In the same vein as your CAS boolean output patch, if we rearrange the copies here we can get the combined compare-and-branch insn for the z10. I see that the z196 prefers not to use those, but the number of insns in that case remains the same, merely in a different order.
Can you please test with --with-arch=z10? r~ * config/s390/s390.c (s390_expand_cs_hqi): Copy val to a temp before performing the compare for the restart loop.

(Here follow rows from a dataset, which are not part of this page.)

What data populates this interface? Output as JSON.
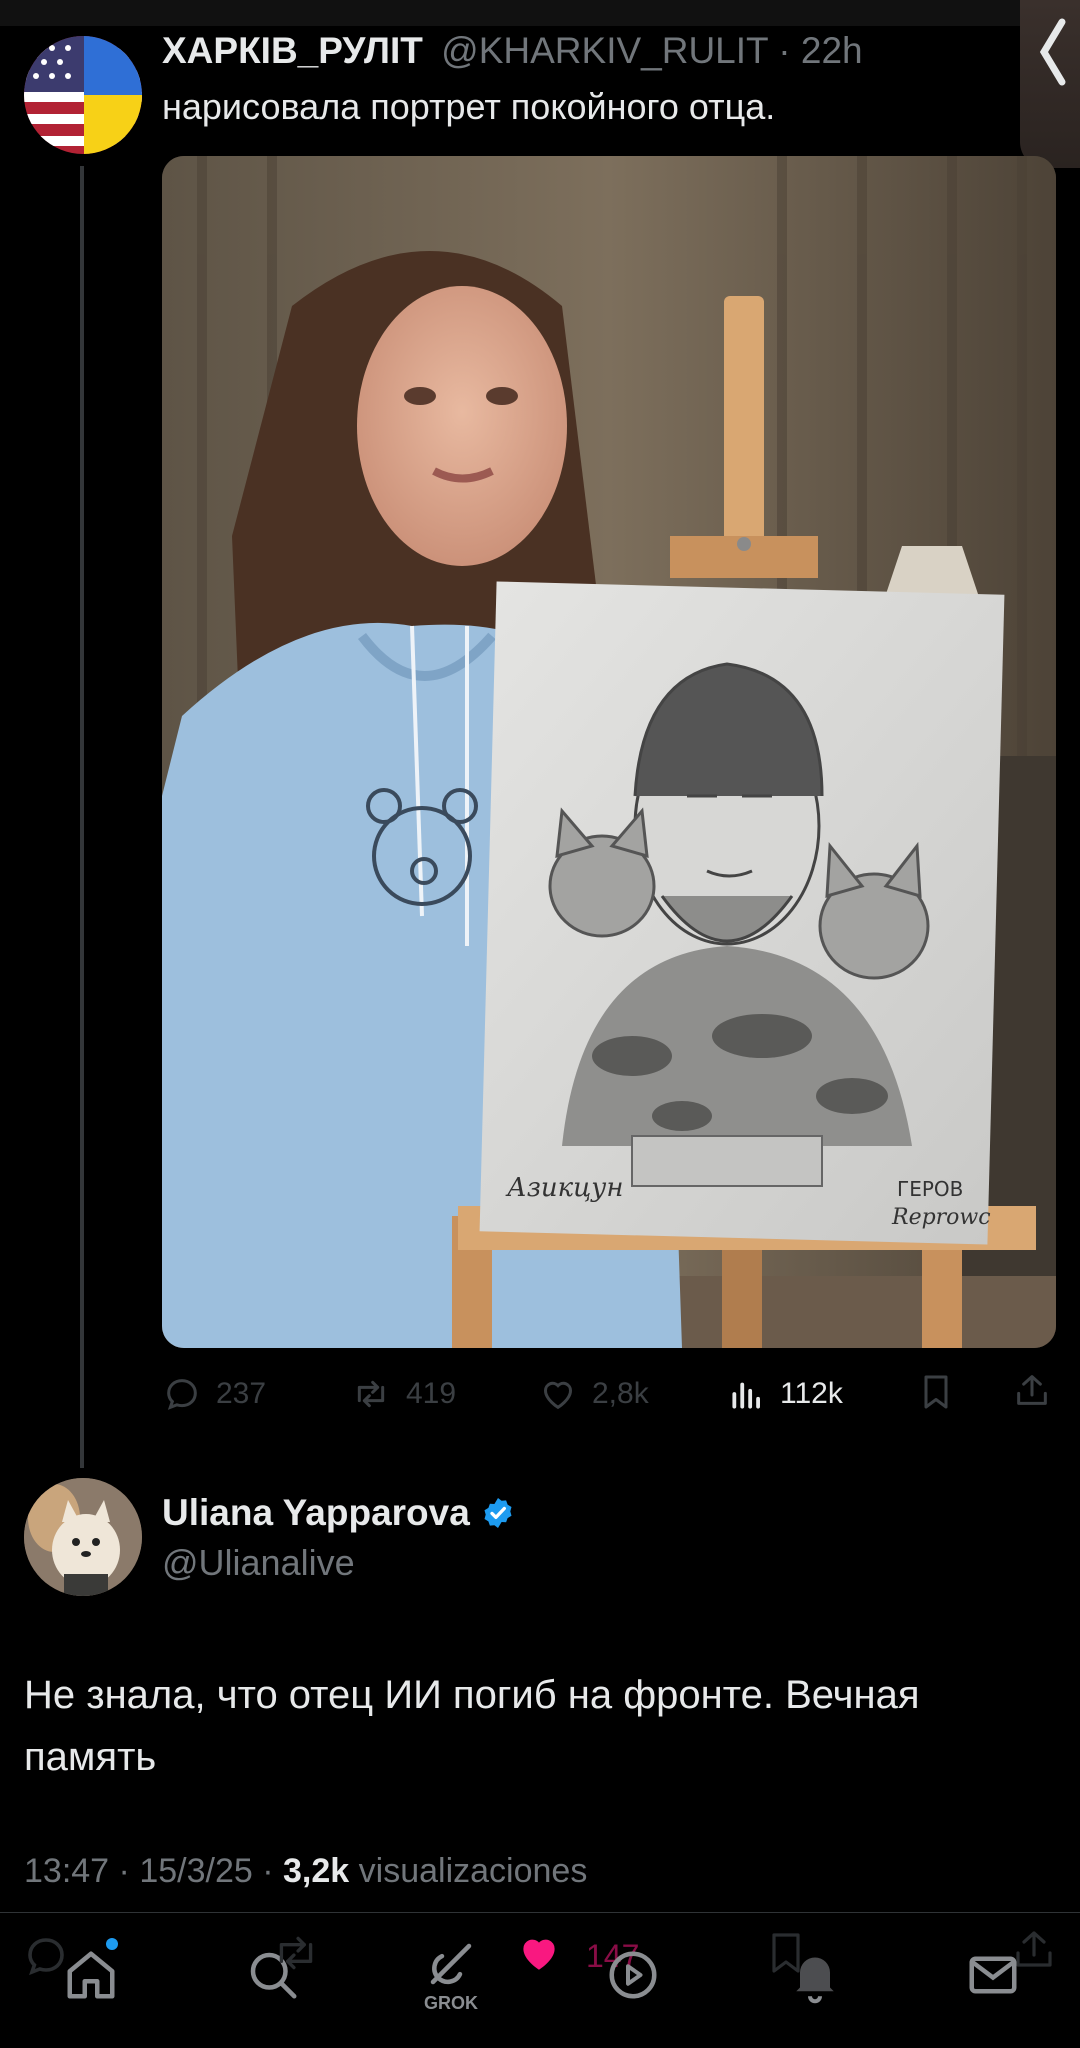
{
  "parent_tweet": {
    "display_name": "ХАРКІВ_РУЛІТ",
    "handle": "@KHARKIV_RULIT",
    "separator": "·",
    "time": "22h",
    "text": "нарисовала портрет покойного отца.",
    "portrait_signature_left": "Азикцун",
    "portrait_signature_right_line1": "ГЕРОВ",
    "portrait_signature_right_line2": "Reprowc",
    "actions": {
      "replies": "237",
      "retweets": "419",
      "likes": "2,8k",
      "views": "112k"
    }
  },
  "reply_tweet": {
    "display_name": "Uliana Yapparova",
    "handle": "@Ulianalive",
    "verified": true,
    "text_line1": "Не знала, что отец ИИ погиб на фронте. Вечная",
    "text_line2": "память",
    "time": "13:47",
    "date": "15/3/25",
    "views_count": "3,2k",
    "views_label": "visualizaciones"
  },
  "bottom_nav": {
    "grok_label": "GROK",
    "like_count": "147"
  },
  "colors": {
    "accent": "#1d9bf0",
    "like_pink": "#f91880",
    "background": "#000000"
  }
}
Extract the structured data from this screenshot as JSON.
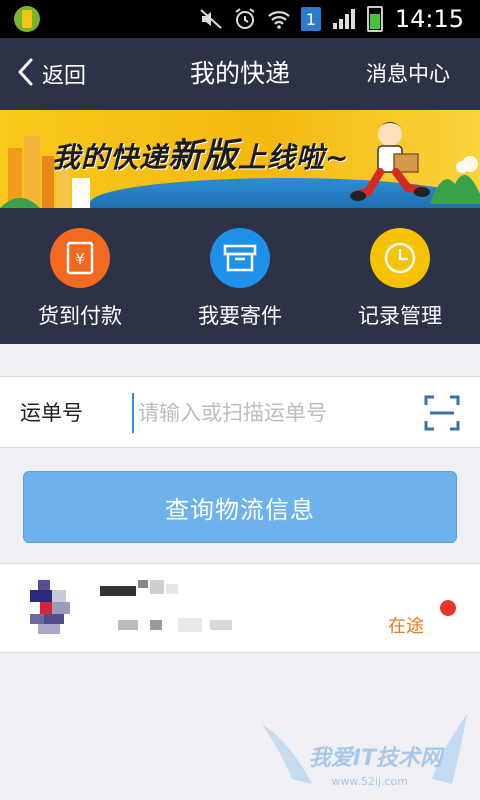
{
  "status_bar": {
    "time": "14:15",
    "sim_label": "1",
    "icons": [
      "app-badge-icon",
      "mute-icon",
      "alarm-icon",
      "wifi-icon",
      "sim-icon",
      "signal-icon",
      "battery-icon"
    ]
  },
  "nav": {
    "back_label": "返回",
    "title": "我的快递",
    "right_label": "消息中心"
  },
  "banner": {
    "text_part1": "我的快递",
    "text_part2": "新版",
    "text_part3": "上线啦~"
  },
  "quick_actions": [
    {
      "label": "货到付款",
      "icon": "yuan-receipt-icon",
      "color": "#f2691f"
    },
    {
      "label": "我要寄件",
      "icon": "box-icon",
      "color": "#1e90e8"
    },
    {
      "label": "记录管理",
      "icon": "clock-icon",
      "color": "#f5c300"
    }
  ],
  "tracking": {
    "label": "运单号",
    "placeholder": "请输入或扫描运单号",
    "value": ""
  },
  "query_button": {
    "label": "查询物流信息"
  },
  "package": {
    "status": "在途"
  },
  "watermark": {
    "text": "我爱IT技术网",
    "sub": "www.52ij.com"
  },
  "colors": {
    "nav_bg": "#2e3246",
    "accent_blue": "#6eb2ec",
    "status_orange": "#ee7a1c",
    "dot_red": "#e8352c"
  }
}
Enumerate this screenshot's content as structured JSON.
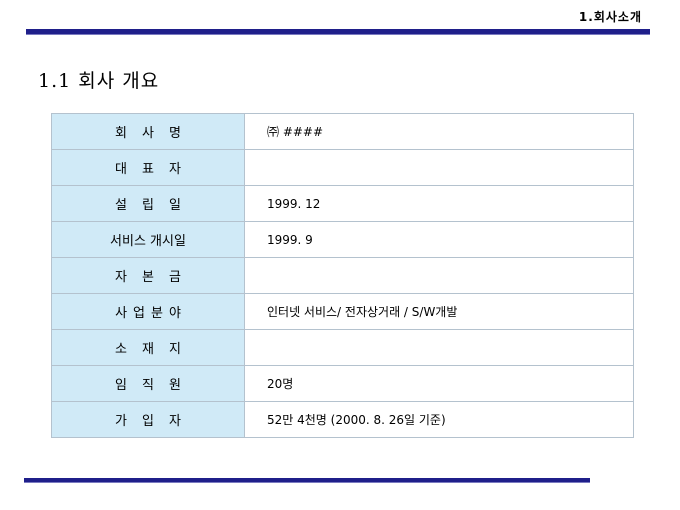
{
  "header": {
    "label": "1.회사소개"
  },
  "section": {
    "title": "1.1 회사 개요"
  },
  "rows": [
    {
      "label": "회사명",
      "value": "㈜ ####"
    },
    {
      "label": "대표자",
      "value": ""
    },
    {
      "label": "설립일",
      "value": "1999. 12"
    },
    {
      "label": "서비스 개시일",
      "value": "1999. 9"
    },
    {
      "label": "자본금",
      "value": ""
    },
    {
      "label": "사업분야",
      "value": "인터넷 서비스/ 전자상거래 / S/W개발"
    },
    {
      "label": "소재지",
      "value": ""
    },
    {
      "label": "임직원",
      "value": "20명"
    },
    {
      "label": "가입자",
      "value": "52만 4천명 (2000. 8. 26일 기준)"
    }
  ]
}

commit 7c855c60ce06b2d9ad0774877ffab38a8cc48f2d Author: Richard Henderson <r...@redhat.com> Date: Mon Aug 6 15:08:18 2012 -0700 s390: Rearrange temporary moves for use of CRJ diff --git a/gcc/config/s390/s390.c b/gcc/config/s390/s390.c index 20a2db6..6b75dad 100644 --- a/gcc/config/s390/s390.c +++ b/gcc/config/s390/s390.c @@ -4821,7 +4821,7 @@ s390_expand_cs_hqi (enum machine_mode mode, rtx btarget, rtx vtarget, rtx mem, rtx cmp, rtx new_rtx, bool is_weak) { struct alignment_context ac; - rtx cmpv, newv, val, resv, cc, seq0, seq1, seq2, seq3; + rtx cmpv, newv, val, cc, seq0, seq1, seq2, seq3; rtx res = gen_reg_rtx (SImode); rtx csloop = NULL, csend = NULL; @@ -4869,14 +4869,18 @@ s390_expand_cs_hqi (enum machine_mode mode, rtx btarget, rtx vtarget, rtx mem, emit_insn (gen_cstorecc4 (btarget, cc, XEXP (cc, 0), XEXP (cc, 1))); else { + rtx tmp; + /* Jump to end if we're done (likely?). */ s390_emit_jump (csend, cc); - /* Check for changes outside mode, and loop internal if so. */ - resv = expand_simple_binop (SImode, AND, res, ac.modemaski, - NULL_RTX, 1, OPTAB_DIRECT); - cc = s390_emit_compare (NE, resv, val); - emit_move_insn (val, resv); + /* Check for changes outside mode, and loop internal if so. + Arrange the moves so that the compare is adjacent to the + branch so that we can generate CRJ. */ + tmp = copy_to_reg (val); + force_expand_binop (SImode, and_optab, res, ac.modemaski, val, + 1, OPTAB_DIRECT); + cc = s390_emit_compare (NE, val, tmp); s390_emit_jump (csloop, cc); /* Failed. */